Solved – What does the Reward function depend on in a Markov Decision Processes (MDPs), in the context of Reinforcement Learning

reinforcement learning

I was trying to understand MDP's in the context of reinforcement learning, specifically I was trying to understand what the reward function explicitly depends on.

I have seen a formulation of the reward function as defined by Andrew Ng in his lecture notes as:

$$R: S \times A \mapsto \mathbb{R}$$

Which means that the the reward function depends on the current state and the action take at that state and maps to some real number (the reward).

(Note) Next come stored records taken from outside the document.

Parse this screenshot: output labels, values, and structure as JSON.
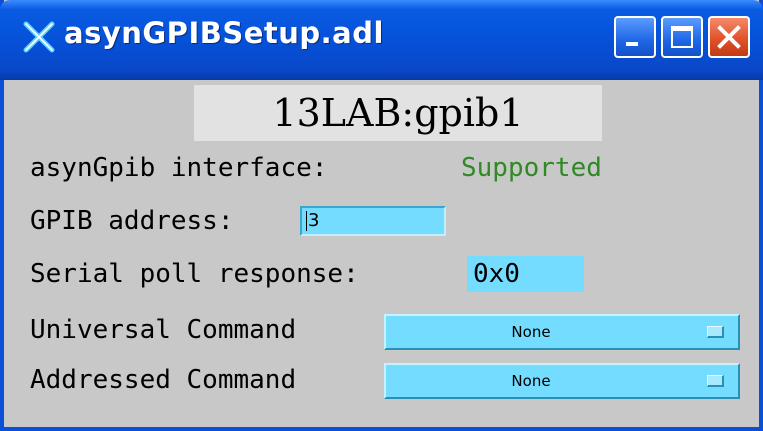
{
  "window": {
    "title": "asynGPIBSetup.adl",
    "icon": "x-app-icon",
    "controls": [
      "minimize-icon",
      "maximize-icon",
      "close-icon"
    ]
  },
  "pv_name": "13LAB:gpib1",
  "interface": {
    "label": "asynGpib interface:",
    "value": "Supported",
    "value_color": "#2f8a24"
  },
  "address": {
    "label": "GPIB address:",
    "value": "3"
  },
  "serial_poll": {
    "label": "Serial poll response:",
    "value": "0x0"
  },
  "universal_command": {
    "label": "Universal Command",
    "selected": "None"
  },
  "addressed_command": {
    "label": "Addressed Command",
    "selected": "None"
  },
  "colors": {
    "field_bg": "#73dcff",
    "panel_bg": "#c8c8c8",
    "title_bar": "#0551d8"
  }
}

To get a different perspective, I read the interpretation wikipedia had:

The process responds at the next time step by randomly moving into a new state s', and giving the decision maker a corresponding reward $R_a(s,s')$. Which seems to be a different interpretation in my opinion since this would make the reward function more of a function of the form:

$$R: S \times A \times S\mapsto \mathbb{R}$$

Which in my opinion, seems to be a completely different thing. I was trying to understand if the two formulations were actually the same (and if it was possible to prove their equivalence) in the context of MDP's applied to reinforcement learning.

Best Answer

The two definitions are not the same, but it essentially boils down to a modelling choice: for some problems, the reward function might be easier to define on the (state,action) pairs, while for others, the tuple (state,action,state) might be more appropriate. There's even a third option that only defines the reward on the current state (this can also be found in some references).

I do think the definition of the reward function R(s,a) on the (state, action) pair is the most common, however. But the core learning algorithms remain the same whatever your exact design choice for the reward function.